Aun cuando la eligieron, palpando su intimidad con indiferencia, no supieron
decir si era gorda o flaca. Nunca se adivinaría en ella un anhelo.
Por eso fue una sorpresa cuando la vieron abrir las
alas de vuelo corto, hinchar el pecho y, en dos o tres intentos, alcanzar el
muro de la terraza. Todavía vaciló un instante -el tiempo para que la cocinera
diera un grito- y en breve estaba en la terraza del vecino, de donde, en otro
vuelo desordenado, alcanzó un tejado. Allí quedó como un adorno mal colocado,
dudando ora en uno, ora en otro pie. La familia fue llamada con urgencia y
consternada vio el almuerzo junto a una chimenea. El dueño de la casa, recordando
la doble necesidad de hacer esporádicamente algún deporte y almorzar, vistió
radiante un traje de baño y decidió seguir el itinerario de la gallina: con
saltos cautelosos alcanzó el tejado donde ésta, vacilante y trémula, escogía
con premura otro rumbo. La persecución se tornó más intensa. De tejado en
tejado recorrió más de una manzana de la calle. Poca afecta a una lucha más
salvaje por la vida, la gallina debía decidir por sí misma los caminos a tomar,
sin ningún auxilio de su raza. El muchacho, sin embargo, era un cazador
adormecido. Y por ínfima que fuese la presa había sonado para él el grito de
conquista.
Sola en el mundo, sin padre ni madre, ella corría,
respiraba agitada, muda, concentrada. A veces, en la fuga, sobrevolaba ansiosa
un mundo de tejados y mientras el chico trepaba a otros dificultosamente, ella
tenía tiempo de recuperarse por un momento. ¡Y entonces parecía tan libre!

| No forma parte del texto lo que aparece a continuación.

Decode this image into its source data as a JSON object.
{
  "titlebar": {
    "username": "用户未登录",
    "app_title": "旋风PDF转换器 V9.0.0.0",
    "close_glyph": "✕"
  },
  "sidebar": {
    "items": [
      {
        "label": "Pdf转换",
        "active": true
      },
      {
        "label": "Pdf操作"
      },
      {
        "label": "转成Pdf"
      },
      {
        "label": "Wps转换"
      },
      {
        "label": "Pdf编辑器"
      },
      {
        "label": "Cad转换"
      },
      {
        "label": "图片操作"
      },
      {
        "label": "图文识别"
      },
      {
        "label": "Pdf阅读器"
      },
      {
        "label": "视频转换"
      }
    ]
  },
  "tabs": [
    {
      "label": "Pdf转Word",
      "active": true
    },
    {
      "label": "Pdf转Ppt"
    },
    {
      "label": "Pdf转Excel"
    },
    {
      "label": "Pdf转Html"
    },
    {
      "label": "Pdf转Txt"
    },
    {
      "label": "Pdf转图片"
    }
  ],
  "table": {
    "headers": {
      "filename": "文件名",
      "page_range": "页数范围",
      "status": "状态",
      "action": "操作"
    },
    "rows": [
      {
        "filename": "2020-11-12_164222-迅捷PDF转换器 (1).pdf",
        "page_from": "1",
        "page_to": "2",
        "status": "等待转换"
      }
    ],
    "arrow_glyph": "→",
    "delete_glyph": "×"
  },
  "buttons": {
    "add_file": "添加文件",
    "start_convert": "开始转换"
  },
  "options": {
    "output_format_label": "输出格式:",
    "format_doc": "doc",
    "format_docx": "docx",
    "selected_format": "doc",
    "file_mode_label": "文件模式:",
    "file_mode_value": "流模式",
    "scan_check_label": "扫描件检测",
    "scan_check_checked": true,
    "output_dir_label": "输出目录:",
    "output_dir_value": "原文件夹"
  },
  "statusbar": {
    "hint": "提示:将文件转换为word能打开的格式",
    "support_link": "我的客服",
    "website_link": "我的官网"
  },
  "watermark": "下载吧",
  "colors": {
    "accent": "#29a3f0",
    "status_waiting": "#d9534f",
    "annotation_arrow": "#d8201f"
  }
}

Estúpida, tímida y libre. No victoriosa como sería
un gallo en fuga. ¿Qué es lo que había en sus vísceras para hacer de ella un
ser? La gallina es un ser. Aunque es cierto que no se podría contar con ella
para nada. Ni ella misma contaba consigo, de la manera en que el gallo cree en
su cresta. Su única ventaja era que había tantas gallinas, que aunque muriera una
surgiría en ese mismo instante otra tan igual como si fuese ella misma.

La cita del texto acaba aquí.